A true and original categorization would earn you a doctorate at a prestigeous university, a perfect taxonomy is the holy grail of AI.
| 11:45 pm on Apr 18, 2006 (gmt 0)|
Well a parallel processing massive database system with attached logic computer aka human needs years to learn a language, let alone categorize all included words. Language is largely a model system consisting of logic and unlogic rules and based massively on empirics.
Unless you have massive database resources and endless rulesets, I think this holy grail will stay a da Vinci Code for a while.
Of course you can built massive models but they might only deliver a partially pragmatical solution and not an analytical one. Which is obvioulsy wanted in this case.
Hence DMOZ or any human created tree is, I guess, the way to go. ;)
| 1:02 am on Apr 19, 2006 (gmt 0)|
You are obviously building a scraper, as keywords form the foundation of a typical scraper.
| 2:28 am on Apr 19, 2006 (gmt 0)|
Keywords form the foundation of many legitimate endeavors, I don't think it's obvious that scraping is the goal here. And I don't think it's necessarily a bad thing to try to build a profitable site for AdSense by categorizing keywords. It's bad only if no value is added and the keywords are used to generate traffic illegitimately.

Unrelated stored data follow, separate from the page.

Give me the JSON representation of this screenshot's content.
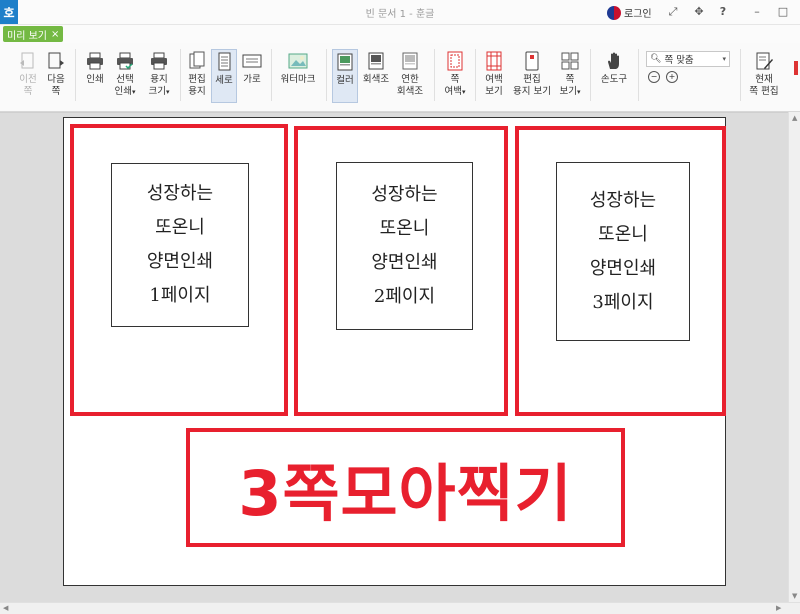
{
  "window": {
    "logo": "호",
    "title": "빈 문서 1 - 훈글",
    "login": "로그인",
    "icons": [
      "expand-icon",
      "move-icon",
      "help-icon",
      "minimize-icon",
      "maximize-icon"
    ],
    "help": "?"
  },
  "tab": {
    "label": "미리 보기",
    "close": "×"
  },
  "ribbon": {
    "prev_page": [
      "이전",
      "쪽"
    ],
    "next_page": [
      "다음",
      "쪽"
    ],
    "print": "인쇄",
    "select_print": [
      "선택",
      "인쇄"
    ],
    "paper_size": [
      "용지",
      "크기"
    ],
    "edit_paper": [
      "편집",
      "용지"
    ],
    "portrait": "세로",
    "landscape": "가로",
    "watermark": "워터마크",
    "color": "컬러",
    "grayscale": "회색조",
    "light_grayscale": [
      "연한",
      "회색조"
    ],
    "page_margin": [
      "쪽",
      "여백"
    ],
    "margin_view": [
      "여백",
      "보기"
    ],
    "edit_paper_view": [
      "편집",
      "용지 보기"
    ],
    "page_view": [
      "쪽",
      "보기"
    ],
    "hand_tool": "손도구",
    "zoom_select": "쪽 맞춤",
    "current_page_edit": [
      "현재",
      "쪽 편집"
    ]
  },
  "preview": {
    "pages": [
      {
        "lines": [
          "성장하는",
          "또온니",
          "양면인쇄",
          "1페이지"
        ]
      },
      {
        "lines": [
          "성장하는",
          "또온니",
          "양면인쇄",
          "2페이지"
        ]
      },
      {
        "lines": [
          "성장하는",
          "또온니",
          "양면인쇄",
          "3페이지"
        ]
      }
    ],
    "caption": "3쪽모아찍기"
  },
  "colors": {
    "accent_red": "#e8202e",
    "tab_green": "#74b943",
    "logo_blue": "#1e7fc9"
  }
}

| 3:07 am on Apr 19, 2006 (gmt 0)|
|It's bad only if no value is added... |
How many people who use lists of keywords as the foundations of their Web sites are "adding value"? One in a hundred? One in a thousand?
I'd guess that most keyword-driven, made-for-AdSense sites have about as much "added value" as datafeed affiliate sites do.
| 4:09 am on Apr 19, 2006 (gmt 0)|
|How many people who use lists of keywords as the foundations of their Web sites are "adding value"? One in a hundred? One in a thousand? |
I don't think you know or are qualified to judge. Why are you so self-righteously indignant? Google for one, extensively uses lists of keywords as the foundations of their business(es) and occasionally they do so without adding value.
I don't question your motives EFV, perhaps we should look at that...
| 5:26 am on Apr 19, 2006 (gmt 0)|
|Why are you so self-righteously indignant? |
I'm not "self-righteously indignant," I'm simply being realistic. And the Google comparison makes so sense at all.
| 6:15 am on Apr 19, 2006 (gmt 0)|
|And the Google comparison makes so sense at all. |
Unless you think about it. Many people, myself included, share Google's mission of organizing all knowledge.
Well, if you can't make that connection I won't belabor the point but it seems entirely sensible to me and has served me well. I use keywords all the time in an effort to organize and discover things. Perhaps you've just never thought of this. You should try it.
| 6:56 pm on Apr 19, 2006 (gmt 0)|
I'm not certain if it will take that many entries, but when I want to categorize a list of keywords, I use Mark Horrell's keyword density analyzer and find out what the most frequent 5-10 words are, then I go back to Excel and filter the list by each of those... maybe not fast enough for 50,000 kws tho.